Наступало самое жаркое время, собака ходила, высунув язык, изнывая от жары. И вот, старуха снова бралась за ножницы. Собака терпеливо ждала, но хозяйка сначала выстригала широкую борозду у нее на спине, а потом опять приходила к выводу, что стричь не стоит. Ей, должно быть, казалось, что, срезая такую великолепную шерсть, она вместе с ней срезает и куски мяса. И продолжать она уже не могла. «Нет, нельзя же ее так уродовать!» — думала она, с самым решительным видом откладывая ножницы в сторону. И все лето бедная собака ходила какая-то пристыженная и смущенная.
Думая про собаку, Уил невольно улыбался и то и дело посматривал на своего спутника. Несуразный костюм старика чем-то напоминал ему наполовину остриженную овчарку. Как и та, старик выглядел смущенным и пристыженным.
Теперь Уил начал уже извлекать для себя пользу из этой встречи. Ему надо было взглянуть в глаза какой-то правде, а он не мог, не находил в себе сил. С тех пор как он покинул дом, вернее даже раньше — с той самой минуты, когда он вернулся из деревни и сказал Кэт, что хочет уехать, да все время гнал от себя какие-то мысли. А тут вот этот старичок и собака с выстриженной спиной вытеснили то, другое, помогли ему забыть о себе.
Вспоминался Бидуэл в ясный летний вечер. Старуха, хозяйка собаки, стоит у себя на крыльце. Собака вдруг вскакивает и бросается к воротам. Зимой, когда шерсть у нее опять отрастала, она не давала спуску ни одному мальчишке и поднимала каждый раз отчаянный лай. А на этот раз она полаяла было чуть-чуть, а потом притихла. «Я ведь и на собаку-то не похожа, и совсем мне не пристало обращать на себя внимание!» — должно быть, решила она. И вот она сначала яростно кидается к воротам и открывает пасть, чтобы залаять, а потом вдруг, как будто одумавшись, поджимает хвост и торопливо семенит домой. Мысли эти смешили Уила. С тех пор как он покинул Бидуэл, ему в первый раз стало весело.

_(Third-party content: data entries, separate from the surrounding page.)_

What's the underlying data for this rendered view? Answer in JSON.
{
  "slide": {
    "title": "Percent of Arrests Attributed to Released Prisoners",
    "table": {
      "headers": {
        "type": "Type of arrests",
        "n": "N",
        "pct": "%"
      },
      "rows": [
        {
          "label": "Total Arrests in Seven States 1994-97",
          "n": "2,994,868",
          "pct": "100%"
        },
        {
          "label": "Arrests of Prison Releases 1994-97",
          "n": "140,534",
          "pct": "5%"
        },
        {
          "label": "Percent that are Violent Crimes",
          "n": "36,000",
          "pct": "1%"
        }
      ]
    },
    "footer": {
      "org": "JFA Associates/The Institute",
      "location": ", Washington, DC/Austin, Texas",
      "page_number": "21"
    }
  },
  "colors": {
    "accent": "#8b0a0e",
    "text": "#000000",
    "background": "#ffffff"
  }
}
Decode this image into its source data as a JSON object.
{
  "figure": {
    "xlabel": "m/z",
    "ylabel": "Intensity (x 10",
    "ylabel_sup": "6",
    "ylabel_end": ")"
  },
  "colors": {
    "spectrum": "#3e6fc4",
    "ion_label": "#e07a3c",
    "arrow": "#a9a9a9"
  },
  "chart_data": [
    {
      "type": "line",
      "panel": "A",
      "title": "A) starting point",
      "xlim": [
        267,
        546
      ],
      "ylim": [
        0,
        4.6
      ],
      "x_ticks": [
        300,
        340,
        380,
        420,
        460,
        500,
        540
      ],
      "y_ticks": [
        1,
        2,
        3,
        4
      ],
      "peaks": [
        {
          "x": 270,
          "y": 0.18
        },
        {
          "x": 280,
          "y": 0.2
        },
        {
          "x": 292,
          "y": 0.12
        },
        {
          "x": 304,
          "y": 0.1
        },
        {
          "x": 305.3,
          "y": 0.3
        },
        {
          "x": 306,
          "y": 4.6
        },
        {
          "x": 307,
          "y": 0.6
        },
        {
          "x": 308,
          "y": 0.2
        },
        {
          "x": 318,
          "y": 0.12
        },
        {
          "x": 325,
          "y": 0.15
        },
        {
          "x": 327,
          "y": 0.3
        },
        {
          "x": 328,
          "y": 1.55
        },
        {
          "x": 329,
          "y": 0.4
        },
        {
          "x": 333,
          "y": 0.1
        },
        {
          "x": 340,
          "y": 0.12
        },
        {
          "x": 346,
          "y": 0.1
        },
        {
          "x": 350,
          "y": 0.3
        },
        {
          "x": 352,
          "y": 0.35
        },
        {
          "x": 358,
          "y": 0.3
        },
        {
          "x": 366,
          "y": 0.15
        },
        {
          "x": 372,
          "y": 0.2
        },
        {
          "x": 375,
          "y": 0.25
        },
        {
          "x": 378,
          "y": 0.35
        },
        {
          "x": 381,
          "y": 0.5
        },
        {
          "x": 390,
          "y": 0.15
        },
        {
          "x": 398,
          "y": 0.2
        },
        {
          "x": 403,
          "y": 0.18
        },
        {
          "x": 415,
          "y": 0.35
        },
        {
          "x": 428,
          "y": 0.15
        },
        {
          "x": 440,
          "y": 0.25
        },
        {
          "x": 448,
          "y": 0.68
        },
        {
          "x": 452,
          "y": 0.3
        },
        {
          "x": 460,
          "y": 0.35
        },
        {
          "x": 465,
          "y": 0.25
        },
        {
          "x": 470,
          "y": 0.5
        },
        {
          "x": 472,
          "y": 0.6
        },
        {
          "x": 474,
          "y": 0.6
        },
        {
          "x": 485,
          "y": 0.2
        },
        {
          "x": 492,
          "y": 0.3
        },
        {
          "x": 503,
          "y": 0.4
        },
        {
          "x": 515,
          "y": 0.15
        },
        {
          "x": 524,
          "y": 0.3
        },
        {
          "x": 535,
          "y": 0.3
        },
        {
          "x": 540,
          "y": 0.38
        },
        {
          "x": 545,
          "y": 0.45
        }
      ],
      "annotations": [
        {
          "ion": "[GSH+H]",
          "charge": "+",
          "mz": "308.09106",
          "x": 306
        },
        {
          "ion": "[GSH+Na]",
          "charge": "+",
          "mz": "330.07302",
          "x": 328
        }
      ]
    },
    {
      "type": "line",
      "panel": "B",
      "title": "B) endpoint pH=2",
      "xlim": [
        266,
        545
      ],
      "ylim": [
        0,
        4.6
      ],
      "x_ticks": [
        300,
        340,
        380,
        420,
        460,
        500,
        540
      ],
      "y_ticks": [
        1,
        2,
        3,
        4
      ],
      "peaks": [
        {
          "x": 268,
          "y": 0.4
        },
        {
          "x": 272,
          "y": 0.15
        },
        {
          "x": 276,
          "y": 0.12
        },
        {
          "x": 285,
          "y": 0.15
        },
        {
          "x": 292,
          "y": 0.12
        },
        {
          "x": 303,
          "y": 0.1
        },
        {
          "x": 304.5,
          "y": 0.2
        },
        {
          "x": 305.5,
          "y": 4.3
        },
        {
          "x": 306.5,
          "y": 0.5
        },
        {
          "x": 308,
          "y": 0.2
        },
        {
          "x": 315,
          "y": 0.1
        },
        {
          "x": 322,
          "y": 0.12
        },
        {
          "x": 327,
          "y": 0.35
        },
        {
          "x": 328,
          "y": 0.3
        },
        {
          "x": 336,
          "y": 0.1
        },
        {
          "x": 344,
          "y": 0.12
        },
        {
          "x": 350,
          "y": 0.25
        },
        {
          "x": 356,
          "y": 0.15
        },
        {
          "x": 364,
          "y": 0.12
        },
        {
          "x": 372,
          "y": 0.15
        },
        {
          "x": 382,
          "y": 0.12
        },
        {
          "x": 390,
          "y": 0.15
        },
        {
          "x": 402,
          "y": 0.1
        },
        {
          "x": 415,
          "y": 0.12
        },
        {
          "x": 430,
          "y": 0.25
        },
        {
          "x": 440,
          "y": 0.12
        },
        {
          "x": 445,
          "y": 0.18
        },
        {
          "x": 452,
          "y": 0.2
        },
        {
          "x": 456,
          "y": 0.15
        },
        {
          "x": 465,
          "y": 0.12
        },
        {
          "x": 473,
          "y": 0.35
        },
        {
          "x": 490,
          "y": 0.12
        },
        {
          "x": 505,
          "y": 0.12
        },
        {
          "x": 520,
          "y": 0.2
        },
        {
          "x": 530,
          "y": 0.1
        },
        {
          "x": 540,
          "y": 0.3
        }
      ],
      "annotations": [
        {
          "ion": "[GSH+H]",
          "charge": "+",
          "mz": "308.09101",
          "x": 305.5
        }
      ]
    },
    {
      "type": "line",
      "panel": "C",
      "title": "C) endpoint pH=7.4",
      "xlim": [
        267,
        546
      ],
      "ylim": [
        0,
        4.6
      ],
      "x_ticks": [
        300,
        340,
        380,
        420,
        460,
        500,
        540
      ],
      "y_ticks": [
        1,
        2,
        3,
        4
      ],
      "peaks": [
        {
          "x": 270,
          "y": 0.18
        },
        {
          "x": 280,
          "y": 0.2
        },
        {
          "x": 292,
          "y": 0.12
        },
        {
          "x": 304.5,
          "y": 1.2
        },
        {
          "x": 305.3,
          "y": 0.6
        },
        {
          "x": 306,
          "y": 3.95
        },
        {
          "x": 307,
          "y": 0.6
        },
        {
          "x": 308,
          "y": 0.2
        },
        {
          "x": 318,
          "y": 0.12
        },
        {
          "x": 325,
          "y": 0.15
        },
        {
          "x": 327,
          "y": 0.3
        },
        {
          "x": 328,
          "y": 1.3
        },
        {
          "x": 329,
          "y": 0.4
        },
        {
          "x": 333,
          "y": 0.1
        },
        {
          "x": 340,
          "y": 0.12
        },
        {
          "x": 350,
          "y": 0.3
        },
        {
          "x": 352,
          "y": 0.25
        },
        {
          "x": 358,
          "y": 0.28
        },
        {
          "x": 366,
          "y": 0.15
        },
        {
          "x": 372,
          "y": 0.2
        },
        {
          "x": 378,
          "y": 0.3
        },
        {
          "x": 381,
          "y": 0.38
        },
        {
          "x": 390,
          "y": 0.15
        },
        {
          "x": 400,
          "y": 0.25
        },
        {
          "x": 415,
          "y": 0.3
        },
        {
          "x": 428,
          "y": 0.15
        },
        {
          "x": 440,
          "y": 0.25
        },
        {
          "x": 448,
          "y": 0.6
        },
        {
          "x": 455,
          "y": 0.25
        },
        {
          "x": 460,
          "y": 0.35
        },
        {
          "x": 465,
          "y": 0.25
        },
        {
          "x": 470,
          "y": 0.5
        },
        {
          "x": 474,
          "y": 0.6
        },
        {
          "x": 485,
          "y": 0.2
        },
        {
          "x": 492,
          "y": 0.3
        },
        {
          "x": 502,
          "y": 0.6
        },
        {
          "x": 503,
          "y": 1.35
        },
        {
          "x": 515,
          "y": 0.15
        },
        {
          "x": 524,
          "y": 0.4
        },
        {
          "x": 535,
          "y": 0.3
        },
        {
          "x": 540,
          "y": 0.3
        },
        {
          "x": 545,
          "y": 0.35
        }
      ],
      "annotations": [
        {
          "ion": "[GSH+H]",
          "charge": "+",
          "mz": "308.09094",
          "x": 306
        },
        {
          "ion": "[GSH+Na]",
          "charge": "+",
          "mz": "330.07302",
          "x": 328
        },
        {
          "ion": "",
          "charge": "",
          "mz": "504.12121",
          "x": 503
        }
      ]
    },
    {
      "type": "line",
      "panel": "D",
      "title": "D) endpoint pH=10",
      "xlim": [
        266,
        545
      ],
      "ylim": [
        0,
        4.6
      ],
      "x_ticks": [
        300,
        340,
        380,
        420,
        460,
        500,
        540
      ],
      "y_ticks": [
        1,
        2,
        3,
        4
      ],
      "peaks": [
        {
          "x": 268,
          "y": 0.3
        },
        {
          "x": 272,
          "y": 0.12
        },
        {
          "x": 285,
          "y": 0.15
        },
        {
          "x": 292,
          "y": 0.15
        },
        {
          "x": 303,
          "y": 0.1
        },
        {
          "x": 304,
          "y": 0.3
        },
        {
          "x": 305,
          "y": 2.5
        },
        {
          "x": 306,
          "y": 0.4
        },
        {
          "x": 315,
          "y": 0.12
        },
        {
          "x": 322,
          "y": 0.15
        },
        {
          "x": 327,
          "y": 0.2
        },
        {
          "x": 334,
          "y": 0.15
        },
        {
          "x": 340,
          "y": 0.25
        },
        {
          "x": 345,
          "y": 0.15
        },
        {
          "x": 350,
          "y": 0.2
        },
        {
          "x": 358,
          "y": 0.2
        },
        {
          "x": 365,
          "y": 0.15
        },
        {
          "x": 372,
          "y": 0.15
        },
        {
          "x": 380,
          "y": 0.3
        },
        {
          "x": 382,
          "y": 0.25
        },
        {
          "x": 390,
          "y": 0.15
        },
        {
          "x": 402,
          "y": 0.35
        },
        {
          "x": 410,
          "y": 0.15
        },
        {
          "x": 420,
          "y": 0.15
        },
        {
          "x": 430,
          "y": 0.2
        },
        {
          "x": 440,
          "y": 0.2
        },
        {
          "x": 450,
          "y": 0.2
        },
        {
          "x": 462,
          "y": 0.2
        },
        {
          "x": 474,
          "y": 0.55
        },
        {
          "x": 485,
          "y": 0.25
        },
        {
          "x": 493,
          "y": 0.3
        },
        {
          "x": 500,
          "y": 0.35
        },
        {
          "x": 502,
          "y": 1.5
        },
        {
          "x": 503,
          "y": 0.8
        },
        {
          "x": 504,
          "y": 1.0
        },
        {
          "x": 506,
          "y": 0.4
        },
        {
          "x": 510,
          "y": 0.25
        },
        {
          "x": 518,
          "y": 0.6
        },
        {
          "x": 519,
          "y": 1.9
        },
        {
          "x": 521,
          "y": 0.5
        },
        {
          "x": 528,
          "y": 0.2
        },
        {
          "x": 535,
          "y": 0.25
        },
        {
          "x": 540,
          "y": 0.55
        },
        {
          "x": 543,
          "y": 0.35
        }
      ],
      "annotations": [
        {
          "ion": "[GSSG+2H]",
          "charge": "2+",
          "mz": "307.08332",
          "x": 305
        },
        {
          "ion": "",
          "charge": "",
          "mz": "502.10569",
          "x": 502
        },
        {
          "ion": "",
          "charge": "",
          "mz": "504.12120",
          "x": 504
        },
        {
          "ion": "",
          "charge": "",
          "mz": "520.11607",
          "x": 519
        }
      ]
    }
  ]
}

Старик продолжал рассказывать о себе и о своей жизни, но Уил уже не слушал его. Самые противоречивые чувства боролись в нем: будто два голоса переговаривались вдалеке, а он безмолвно стоял где-то в длинном коридоре и только прислушивался к ним. Голоса эти доносились из разных концов дома, и он никак, не мог решить, которому из двух отдать предпочтение.
Конечно, Уил оказался прав, — старик был корнетистом. Так же как и отец, он, должно быть, играл в духовом оркестре, и на полу в потертом кожаном футляре лежал его инструмент.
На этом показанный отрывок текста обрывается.